Maarten Voors: Healthcare Delivery during crises

The 2014-2015 Ebola outbreak in West Africa is the largest ever recorded. Post-mortems on the crisis assert that engaged and accountable health personnel slowed transmission by encouraging early isolation and treatment — a major challenge given fears about sub-standard care and stigma.

Organisator Development Economics

do 5 april 2018 12:30 tot 13:30

Locatie Leeuwenborch, building number 201
Hollandseweg 1
6706 KN Wageningen
Zaal/kamer C82

Experimental Evidence from Sierra Leone’s Ebola Outbreak

We take advantage of a unique opportunity to experimentally test this 'lesson learned': roughly a year before the outbreak in Sierra Leone, two interventions were randomly assigned to government-run health clinics, one focused on community monitoring of clinics and the other on status awards for nurses.
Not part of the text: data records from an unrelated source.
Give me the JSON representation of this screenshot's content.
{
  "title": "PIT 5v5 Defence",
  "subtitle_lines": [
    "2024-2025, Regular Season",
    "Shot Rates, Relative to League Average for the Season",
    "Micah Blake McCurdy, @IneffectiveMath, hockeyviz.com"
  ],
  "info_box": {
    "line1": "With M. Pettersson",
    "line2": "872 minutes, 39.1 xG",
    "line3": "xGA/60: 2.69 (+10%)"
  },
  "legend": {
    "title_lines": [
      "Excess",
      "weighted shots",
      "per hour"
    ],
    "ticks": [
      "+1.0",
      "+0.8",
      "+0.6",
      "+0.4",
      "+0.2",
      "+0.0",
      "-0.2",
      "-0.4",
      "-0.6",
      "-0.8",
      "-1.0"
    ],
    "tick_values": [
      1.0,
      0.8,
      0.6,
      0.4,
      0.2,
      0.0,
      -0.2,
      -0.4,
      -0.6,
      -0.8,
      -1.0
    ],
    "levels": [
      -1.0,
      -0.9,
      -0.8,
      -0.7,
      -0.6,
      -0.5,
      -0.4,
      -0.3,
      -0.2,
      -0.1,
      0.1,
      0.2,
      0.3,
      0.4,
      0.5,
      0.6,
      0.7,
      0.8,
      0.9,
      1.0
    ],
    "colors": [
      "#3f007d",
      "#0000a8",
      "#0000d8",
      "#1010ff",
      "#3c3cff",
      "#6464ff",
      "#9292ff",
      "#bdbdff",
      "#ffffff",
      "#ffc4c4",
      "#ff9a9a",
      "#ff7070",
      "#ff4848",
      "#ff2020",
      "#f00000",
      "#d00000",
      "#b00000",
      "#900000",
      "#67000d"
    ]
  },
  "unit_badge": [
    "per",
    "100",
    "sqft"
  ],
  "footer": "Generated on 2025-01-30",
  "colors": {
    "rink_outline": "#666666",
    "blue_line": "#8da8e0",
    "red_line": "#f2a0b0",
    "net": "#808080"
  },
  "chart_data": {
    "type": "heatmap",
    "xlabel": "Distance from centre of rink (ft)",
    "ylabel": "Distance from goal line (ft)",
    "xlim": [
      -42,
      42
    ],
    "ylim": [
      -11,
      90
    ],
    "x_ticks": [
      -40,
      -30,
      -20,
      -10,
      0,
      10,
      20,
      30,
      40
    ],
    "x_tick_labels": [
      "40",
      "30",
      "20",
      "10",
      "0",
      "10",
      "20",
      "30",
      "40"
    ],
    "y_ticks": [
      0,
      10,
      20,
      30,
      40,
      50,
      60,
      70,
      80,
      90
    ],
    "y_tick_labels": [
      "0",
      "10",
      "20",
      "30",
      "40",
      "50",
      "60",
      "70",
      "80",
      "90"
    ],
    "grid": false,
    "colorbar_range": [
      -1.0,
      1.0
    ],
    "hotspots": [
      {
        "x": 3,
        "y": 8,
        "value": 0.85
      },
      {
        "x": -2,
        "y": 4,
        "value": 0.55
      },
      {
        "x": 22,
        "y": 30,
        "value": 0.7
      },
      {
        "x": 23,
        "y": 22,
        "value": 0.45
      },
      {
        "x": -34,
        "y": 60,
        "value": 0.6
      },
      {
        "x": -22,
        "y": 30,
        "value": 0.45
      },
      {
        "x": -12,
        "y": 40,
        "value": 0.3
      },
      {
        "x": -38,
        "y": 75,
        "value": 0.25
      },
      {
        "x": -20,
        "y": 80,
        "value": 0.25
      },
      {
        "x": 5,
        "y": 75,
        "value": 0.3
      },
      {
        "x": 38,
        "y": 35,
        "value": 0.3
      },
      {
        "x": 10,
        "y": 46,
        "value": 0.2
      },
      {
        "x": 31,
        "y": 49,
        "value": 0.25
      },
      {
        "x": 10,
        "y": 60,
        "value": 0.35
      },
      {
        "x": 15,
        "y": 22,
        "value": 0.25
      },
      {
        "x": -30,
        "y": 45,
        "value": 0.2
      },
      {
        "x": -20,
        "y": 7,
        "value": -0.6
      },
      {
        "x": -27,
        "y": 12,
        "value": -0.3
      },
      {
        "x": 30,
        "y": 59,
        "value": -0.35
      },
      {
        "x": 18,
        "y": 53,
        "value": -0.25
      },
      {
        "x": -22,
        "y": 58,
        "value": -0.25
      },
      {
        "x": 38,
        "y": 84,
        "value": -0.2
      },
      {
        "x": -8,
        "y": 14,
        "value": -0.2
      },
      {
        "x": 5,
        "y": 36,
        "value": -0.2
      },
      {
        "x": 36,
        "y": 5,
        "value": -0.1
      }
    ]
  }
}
We find that these programs substantially increased the reported number of Ebola cases in the sections where they were implemented. We explore three possible explanations: the programs (i) unintentionally increased incidence; (ii) improved surveillance efforts; and/or (iii) increased the likelihood that patients sought care. We only find evidence consistent with the last. By improving the perceived quality of healthcare, the programs may have encouraged patients to report and receive treatment.